Monthly Archives: November 2017

Pastoral Production in northern Afghanistan

Nomads and Merchant Credit: T Barfield

On 23 October, the Nomadic Empires project team hosted a workshop with Thomas Barfield, Professor and Chairman at the Department of Anthropology, Boston University, and President of the American Institute of Afghanistan Studies.

During the workshop, titled Pastoral production in northern Afghanistan: the case of the Central Asian Arabs, Barfield delivered a rich visual narrative of the annual migration and production cycle of that pastoral nomadic community, whom he had studied in Afghanistan during the 1970s. He explained how nomads organized and prepared for migration, what activities they carried out in different seasons and areas of habitation (food preparation, dwelling construction, textile making, animal rearing, training and trading), how their society and economy functioned while they moved on a seasonal basis, and how they were integrated within the larger regional community and economy through labor division, trade, social exchange, ecology, and religion. Special attention was paid to the material culture of the nomads in different contexts and different environments as they moved through changing landscapes and seasons and interacted with other regional groups of Afghanistan. Part of this workshop discussion also focused on nomadic and regional identities expressed through verbal and non-verbal communication patterns (such as dress, religious practices, and gendered activities). These patterns of communication and exchange were especially pronounced at such venues as regional and local market places, shrines, and during interpersonal encounters on the migration routes.

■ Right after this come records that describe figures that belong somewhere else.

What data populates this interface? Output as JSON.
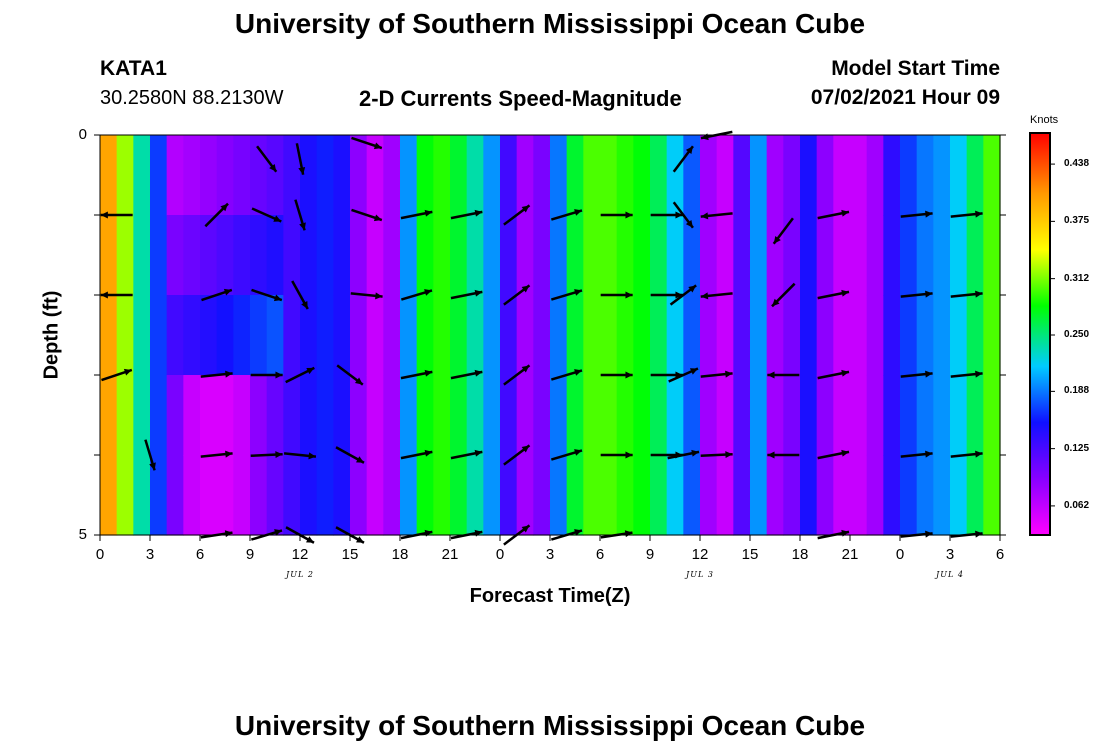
{
  "page": {
    "title_top": "University of Southern Mississippi Ocean Cube",
    "title_bottom": "University of Southern Mississippi Ocean Cube",
    "station": "KATA1",
    "coords": "30.2580N  88.2130W",
    "plot_title": "2-D Currents Speed-Magnitude",
    "model_start_label": "Model Start Time",
    "model_start_value": "07/02/2021 Hour 09"
  },
  "chart_data": {
    "type": "heatmap",
    "title": "2-D Currents Speed-Magnitude",
    "xlabel": "Forecast Time(Z)",
    "ylabel": "Depth (ft)",
    "x_tick_labels": [
      "0",
      "3",
      "6",
      "9",
      "12",
      "15",
      "18",
      "21",
      "0",
      "3",
      "6",
      "9",
      "12",
      "15",
      "18",
      "21",
      "0",
      "3",
      "6"
    ],
    "day_labels": [
      {
        "label": "JUL 2",
        "at_tick": 6
      },
      {
        "label": "JUL 3",
        "at_tick": 14
      },
      {
        "label": "JUL 4",
        "at_tick": 19
      }
    ],
    "y_tick_labels": [
      "0",
      "5"
    ],
    "ylim": [
      0,
      5
    ],
    "xlim_hours": [
      0,
      54
    ],
    "colorbar": {
      "title": "Knots",
      "ticks": [
        "0.438",
        "0.375",
        "0.312",
        "0.250",
        "0.188",
        "0.125",
        "0.062"
      ],
      "range": [
        0.03,
        0.47
      ],
      "colors_low_to_high": [
        "#ff00ff",
        "#8800ff",
        "#1010ff",
        "#00ccff",
        "#00ff00",
        "#ffff00",
        "#ff9900",
        "#ff0000"
      ]
    },
    "speed_profile_knots": [
      0.4,
      0.32,
      0.24,
      0.17,
      0.1,
      0.06,
      0.05,
      0.05,
      0.06,
      0.09,
      0.11,
      0.13,
      0.15,
      0.16,
      0.15,
      0.09,
      0.06,
      0.08,
      0.2,
      0.28,
      0.29,
      0.27,
      0.24,
      0.2,
      0.13,
      0.08,
      0.1,
      0.19,
      0.27,
      0.3,
      0.3,
      0.29,
      0.28,
      0.26,
      0.22,
      0.18,
      0.08,
      0.06,
      0.12,
      0.2,
      0.08,
      0.1,
      0.15,
      0.09,
      0.06,
      0.06,
      0.08,
      0.14,
      0.17,
      0.19,
      0.2,
      0.22,
      0.26,
      0.3
    ],
    "low_pocket": {
      "x_hours": [
        4,
        11
      ],
      "depth_ft": [
        0,
        2.5
      ],
      "speed_knots": 0.07
    },
    "velocity_vectors": [
      {
        "hour": 1,
        "depth_ft": 1,
        "u": -1.0,
        "v": 0.0
      },
      {
        "hour": 1,
        "depth_ft": 2,
        "u": -1.0,
        "v": 0.0
      },
      {
        "hour": 1,
        "depth_ft": 3,
        "u": 0.9,
        "v": 0.3
      },
      {
        "hour": 3,
        "depth_ft": 4,
        "u": 0.3,
        "v": -1.0
      },
      {
        "hour": 7,
        "depth_ft": 1,
        "u": 0.7,
        "v": 0.7
      },
      {
        "hour": 7,
        "depth_ft": 2,
        "u": 0.9,
        "v": 0.3
      },
      {
        "hour": 7,
        "depth_ft": 3,
        "u": 1.0,
        "v": 0.1
      },
      {
        "hour": 7,
        "depth_ft": 4,
        "u": 1.0,
        "v": 0.1
      },
      {
        "hour": 7,
        "depth_ft": 5,
        "u": 1.0,
        "v": 0.15
      },
      {
        "hour": 10,
        "depth_ft": 0.3,
        "u": 0.6,
        "v": -0.8
      },
      {
        "hour": 10,
        "depth_ft": 1,
        "u": 0.9,
        "v": -0.4
      },
      {
        "hour": 10,
        "depth_ft": 2,
        "u": 0.9,
        "v": -0.3
      },
      {
        "hour": 10,
        "depth_ft": 3,
        "u": 1.0,
        "v": 0.0
      },
      {
        "hour": 10,
        "depth_ft": 4,
        "u": 1.0,
        "v": 0.05
      },
      {
        "hour": 10,
        "depth_ft": 5,
        "u": 1.0,
        "v": 0.3
      },
      {
        "hour": 12,
        "depth_ft": 0.3,
        "u": 0.2,
        "v": -1.0
      },
      {
        "hour": 12,
        "depth_ft": 1,
        "u": 0.3,
        "v": -1.0
      },
      {
        "hour": 12,
        "depth_ft": 2,
        "u": 0.5,
        "v": -0.9
      },
      {
        "hour": 12,
        "depth_ft": 3,
        "u": 0.8,
        "v": 0.4
      },
      {
        "hour": 12,
        "depth_ft": 4,
        "u": 1.0,
        "v": -0.1
      },
      {
        "hour": 12,
        "depth_ft": 5,
        "u": 0.9,
        "v": -0.5
      },
      {
        "hour": 15,
        "depth_ft": 3,
        "u": 0.8,
        "v": -0.6
      },
      {
        "hour": 15,
        "depth_ft": 4,
        "u": 0.9,
        "v": -0.5
      },
      {
        "hour": 15,
        "depth_ft": 5,
        "u": 0.9,
        "v": -0.5
      },
      {
        "hour": 16,
        "depth_ft": 0.1,
        "u": 0.9,
        "v": -0.3
      },
      {
        "hour": 16,
        "depth_ft": 1,
        "u": 0.9,
        "v": -0.3
      },
      {
        "hour": 16,
        "depth_ft": 2,
        "u": 1.0,
        "v": -0.1
      },
      {
        "hour": 19,
        "depth_ft": 1,
        "u": 1.0,
        "v": 0.2
      },
      {
        "hour": 19,
        "depth_ft": 2,
        "u": 1.0,
        "v": 0.3
      },
      {
        "hour": 19,
        "depth_ft": 3,
        "u": 1.0,
        "v": 0.2
      },
      {
        "hour": 19,
        "depth_ft": 4,
        "u": 1.0,
        "v": 0.2
      },
      {
        "hour": 19,
        "depth_ft": 5,
        "u": 1.0,
        "v": 0.2
      },
      {
        "hour": 22,
        "depth_ft": 1,
        "u": 1.0,
        "v": 0.2
      },
      {
        "hour": 22,
        "depth_ft": 2,
        "u": 1.0,
        "v": 0.2
      },
      {
        "hour": 22,
        "depth_ft": 3,
        "u": 1.0,
        "v": 0.2
      },
      {
        "hour": 22,
        "depth_ft": 4,
        "u": 1.0,
        "v": 0.2
      },
      {
        "hour": 22,
        "depth_ft": 5,
        "u": 1.0,
        "v": 0.2
      },
      {
        "hour": 25,
        "depth_ft": 1,
        "u": 0.8,
        "v": 0.6
      },
      {
        "hour": 25,
        "depth_ft": 2,
        "u": 0.8,
        "v": 0.6
      },
      {
        "hour": 25,
        "depth_ft": 3,
        "u": 0.8,
        "v": 0.6
      },
      {
        "hour": 25,
        "depth_ft": 4,
        "u": 0.8,
        "v": 0.6
      },
      {
        "hour": 25,
        "depth_ft": 5,
        "u": 0.8,
        "v": 0.6
      },
      {
        "hour": 28,
        "depth_ft": 1,
        "u": 1.0,
        "v": 0.3
      },
      {
        "hour": 28,
        "depth_ft": 2,
        "u": 1.0,
        "v": 0.3
      },
      {
        "hour": 28,
        "depth_ft": 3,
        "u": 1.0,
        "v": 0.3
      },
      {
        "hour": 28,
        "depth_ft": 4,
        "u": 1.0,
        "v": 0.3
      },
      {
        "hour": 28,
        "depth_ft": 5,
        "u": 1.0,
        "v": 0.3
      },
      {
        "hour": 31,
        "depth_ft": 1,
        "u": 1.0,
        "v": 0.0
      },
      {
        "hour": 31,
        "depth_ft": 2,
        "u": 1.0,
        "v": 0.0
      },
      {
        "hour": 31,
        "depth_ft": 3,
        "u": 1.0,
        "v": 0.0
      },
      {
        "hour": 31,
        "depth_ft": 4,
        "u": 1.0,
        "v": 0.0
      },
      {
        "hour": 31,
        "depth_ft": 5,
        "u": 1.0,
        "v": 0.15
      },
      {
        "hour": 34,
        "depth_ft": 1,
        "u": 1.0,
        "v": 0.0
      },
      {
        "hour": 34,
        "depth_ft": 2,
        "u": 1.0,
        "v": 0.0
      },
      {
        "hour": 34,
        "depth_ft": 3,
        "u": 1.0,
        "v": 0.0
      },
      {
        "hour": 34,
        "depth_ft": 4,
        "u": 1.0,
        "v": 0.0
      },
      {
        "hour": 35,
        "depth_ft": 0.3,
        "u": 0.6,
        "v": 0.8
      },
      {
        "hour": 35,
        "depth_ft": 1,
        "u": 0.6,
        "v": -0.8
      },
      {
        "hour": 35,
        "depth_ft": 2,
        "u": 0.8,
        "v": 0.6
      },
      {
        "hour": 35,
        "depth_ft": 3,
        "u": 0.9,
        "v": 0.4
      },
      {
        "hour": 35,
        "depth_ft": 4,
        "u": 1.0,
        "v": 0.2
      },
      {
        "hour": 37,
        "depth_ft": 0.0,
        "u": -1.0,
        "v": -0.2
      },
      {
        "hour": 37,
        "depth_ft": 1,
        "u": -1.0,
        "v": -0.1
      },
      {
        "hour": 37,
        "depth_ft": 2,
        "u": -1.0,
        "v": -0.1
      },
      {
        "hour": 37,
        "depth_ft": 3,
        "u": 1.0,
        "v": 0.1
      },
      {
        "hour": 37,
        "depth_ft": 4,
        "u": 1.0,
        "v": 0.05
      },
      {
        "hour": 41,
        "depth_ft": 1.2,
        "u": -0.6,
        "v": -0.8
      },
      {
        "hour": 41,
        "depth_ft": 2,
        "u": -0.7,
        "v": -0.7
      },
      {
        "hour": 41,
        "depth_ft": 3,
        "u": -1.0,
        "v": 0.0
      },
      {
        "hour": 41,
        "depth_ft": 4,
        "u": -1.0,
        "v": 0.0
      },
      {
        "hour": 44,
        "depth_ft": 1,
        "u": 1.0,
        "v": 0.2
      },
      {
        "hour": 44,
        "depth_ft": 2,
        "u": 1.0,
        "v": 0.2
      },
      {
        "hour": 44,
        "depth_ft": 3,
        "u": 1.0,
        "v": 0.2
      },
      {
        "hour": 44,
        "depth_ft": 4,
        "u": 1.0,
        "v": 0.2
      },
      {
        "hour": 44,
        "depth_ft": 5,
        "u": 1.0,
        "v": 0.2
      },
      {
        "hour": 49,
        "depth_ft": 1,
        "u": 1.0,
        "v": 0.1
      },
      {
        "hour": 49,
        "depth_ft": 2,
        "u": 1.0,
        "v": 0.1
      },
      {
        "hour": 49,
        "depth_ft": 3,
        "u": 1.0,
        "v": 0.1
      },
      {
        "hour": 49,
        "depth_ft": 4,
        "u": 1.0,
        "v": 0.1
      },
      {
        "hour": 49,
        "depth_ft": 5,
        "u": 1.0,
        "v": 0.1
      },
      {
        "hour": 52,
        "depth_ft": 1,
        "u": 1.0,
        "v": 0.1
      },
      {
        "hour": 52,
        "depth_ft": 2,
        "u": 1.0,
        "v": 0.1
      },
      {
        "hour": 52,
        "depth_ft": 3,
        "u": 1.0,
        "v": 0.1
      },
      {
        "hour": 52,
        "depth_ft": 4,
        "u": 1.0,
        "v": 0.1
      },
      {
        "hour": 52,
        "depth_ft": 5,
        "u": 1.0,
        "v": 0.1
      }
    ]
  }
}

Workshop: “Assembling a Nomadic Archive”

Kathryn Babayan (right) and members of the Nomadic Empires team

On 16 October, 2017, the Nomadic Empires project held a workshop in Oxford entitled “Assembling a Nomadic Archive”, presented by Kathryn Babayan, Associate Professor at the Department of Near Eastern Studies and the Department of History at the University of Michigan, who specializes in medieval and early-modern Persianate studies; cultural, social, and political histories of Iran, Iraq, Anatolia, and Central Asia; as well as in the studies of gender, sexuality, and subaltern groups.

Kathryn Babayan delivered a presentation about her experiences with assembling a nomadic archive for her case study of the Qizilbash—a tribal Turkic-speaking community with pastoral nomadic roots that served as a backbone for the Safavid imperial ascendance in Iran in the 15th century—the focus of her well-received monograph “Mystics, Monarchs, and Messiahs” (2002). She discussed sources, media, and technologies of nomadic archives and how their material culture is impacted by mobility and displacement. She shared her ideas with the team about the cultural and ‘materialist modes of analysis’ of such archives, while stressing the importance of epics, poetry, and visual media as sources for writing nomadic histories.

The team and Dr Babayan explored the questions of who controls the nomadic archive—how and by whom it is constituted and which sources should be considered representative of nomadic lives and agency. The issues of gender (i.e. female presence vs. exclusion in royal scenes of authority) and ethos and aesthetics of mobility (i.e. dynamism, portability) were also the focus of the group discussion. Another central topic of this workshop was the role of Sufi and Shia mysticism and the importance of the religious dimension in nomadic politics, authority, and sovereignty, as it was demonstrated by Babayan in her discussion of the Qizilbash, and corroborated by the case studies of the Golden Horde Mongols, the Khazars, and the Rumies—some of the subjects of the Nomadic Empires team’s monographs.

 

Vth European Congress on World and Global History, Budapest

On September 2nd  2017 research associate Dr. Marie Favereau took part in the Vth European Congress on World and Global History (ENIUGH) in Budapest. Her panel, entitled ‘Empires, exchange and civilizational connectivity in Eurasia’, was organized by Chris Hann (Max Planck Institute for Social Anthropology Halle; PI of the ERC-funded project “Realising Eurasia”).

The Eurasian Panel (left to right: Chris Hann, Ildikó Bellér-Hann, Dagmar Schäfer, Marie Favereau, Krishan Kumar, and Burkhard Schnepel)

In Hann’s own words “the baseline for this panel is a turning point in world history: the urban revolution of the Bronze Age, as outlined by anthropologist Jack Goody (1919 – 2015), following archaeologist Gordon Childe. This revolution launched multiple civilizations of Eurasia on unprecedented paths of development that culminated in industrial capitalism (…) Empirically, the papers analyse various societies and empires, their immaterial as well as their material constitution, and the concrete ways in which they fertilized each other in pan-Eurasian encounters.”

Dr. Favereau’s presented a paper in which she discussed the concept of “Mongol Peace”. She showed how in the 1260s the Mongols transformed their old empire into a kind of commonwealth; how they changed the rules of exchange in Eurasia; and how actually their “peace” meant a new global economic order.